Use of GIS‐Derived Landscape‐Scale Habitat Features to Explain Spatial Patterns of Fish Density in Michigan Rivers

Abstract

Both site‐ and landscape‐scale processes play important roles in the biological communities of rivers. Understanding the influences of these processes on fish abundance can help direct management and research efforts toward appropriate habitat variables and scales. We used multiple linear regression analysis of a regional fish and habitat database to determine the feasibility of using geographical information systems (GIS)–derived landscape‐scale habitat variables to explain the spatial variation in the density of five sport fish species (Chinook salmon Oncorhynchus tshawytscha, steelhead O. mykiss, brown trout Salmo trutta, brook trout Salvelinus fontinalis, and white sucker Catostomus commersonii) in the rivers of Michigan’s Lower Peninsula. We compared these models with those developed using site‐scale variables traditionally measured in the field.
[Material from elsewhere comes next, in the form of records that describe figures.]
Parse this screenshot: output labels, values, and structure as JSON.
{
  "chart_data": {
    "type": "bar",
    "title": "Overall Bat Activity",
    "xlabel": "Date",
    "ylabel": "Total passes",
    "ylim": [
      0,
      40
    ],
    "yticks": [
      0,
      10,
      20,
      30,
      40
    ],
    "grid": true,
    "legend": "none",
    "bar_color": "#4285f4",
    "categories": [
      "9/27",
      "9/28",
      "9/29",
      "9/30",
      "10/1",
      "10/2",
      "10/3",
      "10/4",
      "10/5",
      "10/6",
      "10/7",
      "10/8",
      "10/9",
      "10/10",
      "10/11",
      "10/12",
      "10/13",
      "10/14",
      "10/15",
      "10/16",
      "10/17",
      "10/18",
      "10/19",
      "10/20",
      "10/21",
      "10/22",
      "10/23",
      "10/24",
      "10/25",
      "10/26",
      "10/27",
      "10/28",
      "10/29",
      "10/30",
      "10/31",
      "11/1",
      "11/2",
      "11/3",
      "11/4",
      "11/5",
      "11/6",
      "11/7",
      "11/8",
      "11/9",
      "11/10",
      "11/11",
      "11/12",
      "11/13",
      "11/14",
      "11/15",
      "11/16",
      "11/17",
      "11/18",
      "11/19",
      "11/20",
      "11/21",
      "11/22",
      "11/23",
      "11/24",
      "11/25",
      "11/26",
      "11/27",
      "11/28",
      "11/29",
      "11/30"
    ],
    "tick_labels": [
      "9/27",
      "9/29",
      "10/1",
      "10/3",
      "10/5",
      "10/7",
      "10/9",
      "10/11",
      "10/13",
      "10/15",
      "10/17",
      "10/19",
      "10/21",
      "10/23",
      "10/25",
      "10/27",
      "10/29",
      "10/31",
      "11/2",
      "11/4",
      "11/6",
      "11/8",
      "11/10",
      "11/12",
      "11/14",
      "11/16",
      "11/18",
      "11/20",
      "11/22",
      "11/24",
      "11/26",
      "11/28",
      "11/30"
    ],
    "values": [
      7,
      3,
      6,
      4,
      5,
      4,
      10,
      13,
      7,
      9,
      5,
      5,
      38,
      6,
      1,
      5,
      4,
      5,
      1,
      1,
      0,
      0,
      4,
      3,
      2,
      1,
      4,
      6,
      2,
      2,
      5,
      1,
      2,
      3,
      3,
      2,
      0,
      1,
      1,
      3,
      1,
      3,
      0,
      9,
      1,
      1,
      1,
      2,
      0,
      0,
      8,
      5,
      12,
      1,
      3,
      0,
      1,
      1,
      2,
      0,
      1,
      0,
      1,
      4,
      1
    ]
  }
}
Landscape‐scale riverine habitat variables obtained through GIS analysis and modeling of catchment characteristics accounted for 18–69% of the variation in fish density. Landscape estimates of mean July water temperature were negatively correlated with the density of brook trout, brown trout, and Chinook salmon. Drainage area was negatively correlated with the density of steelhead and white suckers, and 90% exceedence flow yield (a measure of flow stability) was positively correlated with the density of Chinook salmon and steelhead. Site‐scale habitat variables explained less (12–57%) of the variation in fish density than landscape‐scale variables. In the site‐scale models, depth was negatively related to all species’ densities, and the percentage of soft substrates was positively correlated only with white suckers. Although there was still much unexplained variation in density, our models provide insight into key habitat variables that influence fish density patterns on a large scale.